Permanent S Corporation Built-in Gains Recognition Period Act of 2014
- Long title: To amend the Internal Revenue Code of 1986 to make permanent the reduced recognition period for built-in gains of S corporations.
- Announced in: the 113th United States Congress
- Sponsored by: Rep. David G. Reichert (R, WA-8)
- Number of co-sponsors: 1

Legislative history
- Introduced in the House as H.R. 4453 by Rep. David G. Reichert (R, WA-8) on April 10, 2014; Committee consideration by United States House Committee on Ways and Means;

= Permanent S Corporation Built-in Gains Recognition Period Act of 2014 =

The Permanent S Corporation Built-in Gains Recognition Period Act of 2014 is a bill that would amend the Internal Revenue Code of 1986 to reduce from 10 to 5 years the period during which the built-in gains of an S corporation are subject to tax and to make such reduction permanent. An S corporation is a closely held corporation that makes a valid election to be taxed under Subchapter S of Chapter 1 of the Internal Revenue Code so that the corporation does not pay federal taxes, instead passing on all income, losses, and credits to the shareholders who pay the taxes.

The bill was introduced into the United States House of Representatives during the 113th United States Congress.

==Background==
The S corporation tax credit expired at the end of 2013.

==Provisions of the bill==
This summary is based largely on the summary provided by the Congressional Research Service, a public domain source.

The Permanent S Corporation Built-in Gains Recognition Period Act of 2014 would amend the Internal Revenue Code of 1986 to reduce from 10 to 5 years the period during which the built-in gains of an S corporation are subject to tax and to make such reduction permanent.

==Congressional Budget Office report==
This summary is based largely on the summary provided by the Congressional Budget Office, as ordered reported by the House Committee on Ways and Means on April 29, 2014. This is a public domain source.

H.R. 4453 would amend the Internal Revenue Code to make permanent a five-year recognition period for built-in gains of S corporations, retroactive to January 1, 2014. Under current law, a corporation that meets certain requirements may elect to be taxed as an S corporation, which generally pays no corporate-level tax, unlike a C corporation. For corporations that convert from C corporations to S corporations, or S corporations that receive assets under certain conditions from C corporations, there is a corporate-level tax on certain built-in gains of certain assets, with a 10-year recognition period under current law. This legislation makes permanent the five-year recognition period for S corporation built-in gains that was generally in effect for taxable years from 2011 through 2013. The legislation also applies to regulated investment companies and real estate investment trusts.

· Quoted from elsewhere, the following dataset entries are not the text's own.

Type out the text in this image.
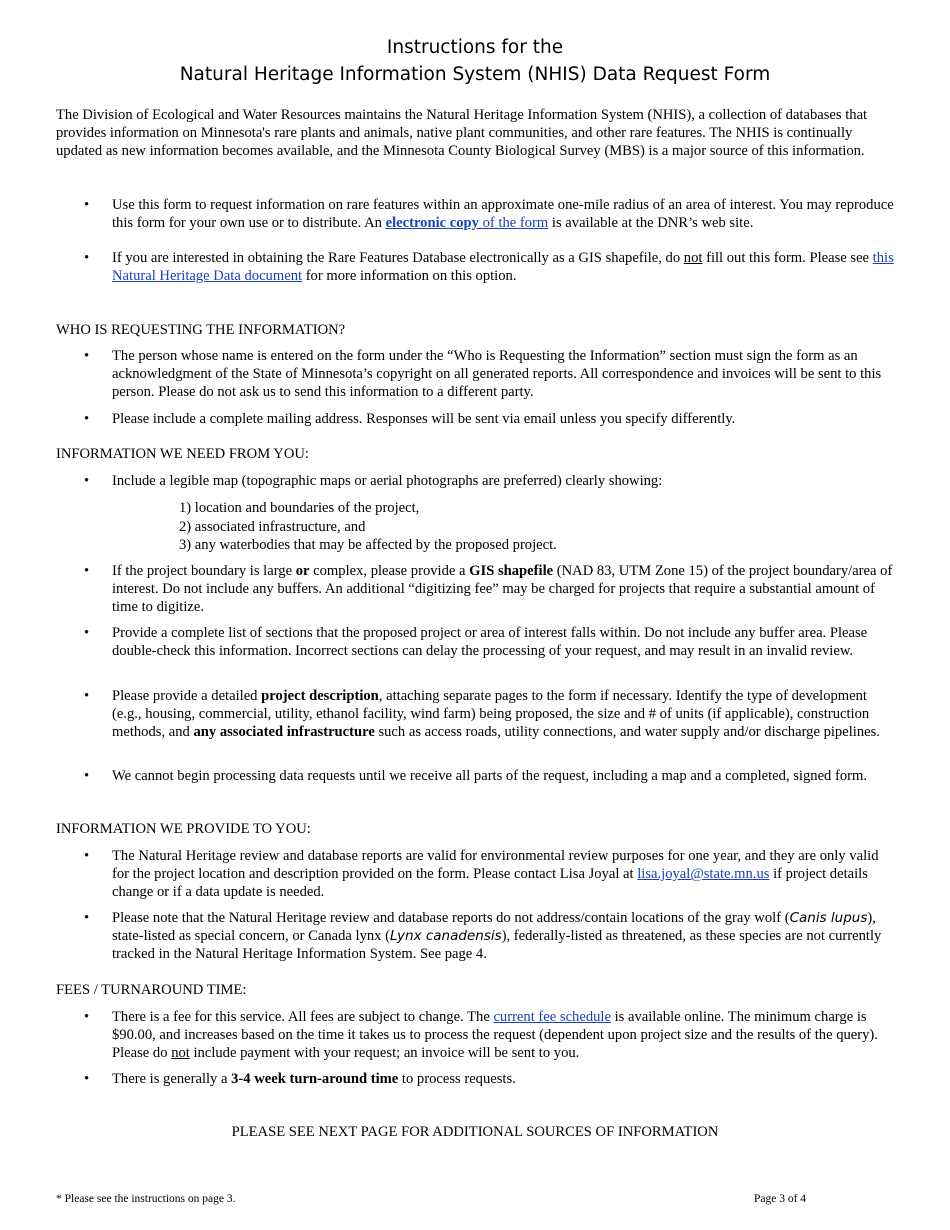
Instructions for the
Natural Heritage Information System (NHIS) Data Request Form
The Division of Ecological and Water Resources maintains the Natural Heritage Information System (NHIS), a collection of databases that provides information on Minnesota's rare plants and animals, native plant communities, and other rare features. The NHIS is continually updated as new information becomes available, and the Minnesota County Biological Survey (MBS) is a major source of this information.
•	Use this form to request information on rare features within an approximate one-mile radius of an area of interest. You may reproduce this form for your own use or to distribute. An electronic copy of the form is available at the DNR’s web site.
•	If you are interested in obtaining the Rare Features Database electronically as a GIS shapefile, do not fill out this form. Please see this Natural Heritage Data document for more information on this option.
WHO IS REQUESTING THE INFORMATION?
•	The person whose name is entered on the form under the “Who is Requesting the Information” section must sign the form as an acknowledgment of the State of Minnesota’s copyright on all generated reports. All correspondence and invoices will be sent to this person. Please do not ask us to send this information to a different party.
•	Please include a complete mailing address. Responses will be sent via email unless you specify differently.
INFORMATION WE NEED FROM YOU:
•	Include a legible map (topographic maps or aerial photographs are preferred) clearly showing:
1) location and boundaries of the project,
2) associated infrastructure, and
3) any waterbodies that may be affected by the proposed project.
•	If the project boundary is large or complex, please provide a GIS shapefile (NAD 83, UTM Zone 15) of the project boundary/area of interest. Do not include any buffers. An additional “digitizing fee” may be charged for projects that require a substantial amount of time to digitize.
•	Provide a complete list of sections that the proposed project or area of interest falls within. Do not include any buffer area. Please double-check this information. Incorrect sections can delay the processing of your request, and may result in an invalid review.
•	Please provide a detailed project description, attaching separate pages to the form if necessary. Identify the type of development (e.g., housing, commercial, utility, ethanol facility, wind farm) being proposed, the size and # of units (if applicable), construction methods, and any associated infrastructure such as access roads, utility connections, and water supply and/or discharge pipelines.
•	We cannot begin processing data requests until we receive all parts of the request, including a map and a completed, signed form.
INFORMATION WE PROVIDE TO YOU:
•	The Natural Heritage review and database reports are valid for environmental review purposes for one year, and they are only valid for the project location and description provided on the form. Please contact Lisa Joyal at lisa.joyal@state.mn.us if project details change or if a data update is needed.
•	Please note that the Natural Heritage review and database reports do not address/contain locations of the gray wolf (Canis lupus), state-listed as special concern, or Canada lynx (Lynx canadensis), federally-listed as threatened, as these species are not currently tracked in the Natural Heritage Information System. See page 4.
FEES / TURNAROUND TIME:
•	There is a fee for this service. All fees are subject to change. The current fee schedule is available online. The minimum charge is $90.00, and increases based on the time it takes us to process the request (dependent upon project size and the results of the query). Please do not include payment with your request; an invoice will be sent to you.
•	There is generally a 3-4 week turn-around time to process requests.
PLEASE SEE NEXT PAGE FOR ADDITIONAL SOURCES OF INFORMATION
* Please see the instructions on page 3.	Page 3 of 4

The staff of the Joint Committee on Taxation (JCT) estimates that enacting H.R. 4453 would reduce revenues, thus increasing federal deficits, by $1.5 billion over the 2014-2024 period.

The Statutory Pay-As-You-Go Act of 2010 establishes budget-reporting and enforcement procedures for legislation affecting direct spending and revenues. Enacting H.R. 4453 would result in revenue losses in each year beginning in 2015.

JCT has determined that the bill contains no intergovernmental or private-sector mandates as defined in the Unfunded Mandates Reform Act.

==Procedural history==
The Permanent S Corporation Built-in Gains Recognition Period Act of 2014 was introduced into the United States House of Representatives on April 10, 2014 by Rep. David G. Reichert (R, WA-8). It was referred to the United States House Committee on Ways and Means. It was reported (amended) by the committee on May 2, 2014 alongside House Report 113-429. The bill was scheduled to be considered on the House floor on June 10, 2014.

==Debate and discussion==
The Subchapter S Bank Association supported the bill because the organization "supports making the five-year recognition period for built in gains permanent." Jim Redpath argued that a shorter period would be better because "ten years is a long time and certainly not cognizant of current business-planning cycles. Many times I have experienced changes in the business environment or the economy which prompted S corporations to need access to their own capital, that if taken would trigger this prohibitive tax. This results in business owners not making the appropriate decision for the business and its stakeholders simply because of the BIG tax."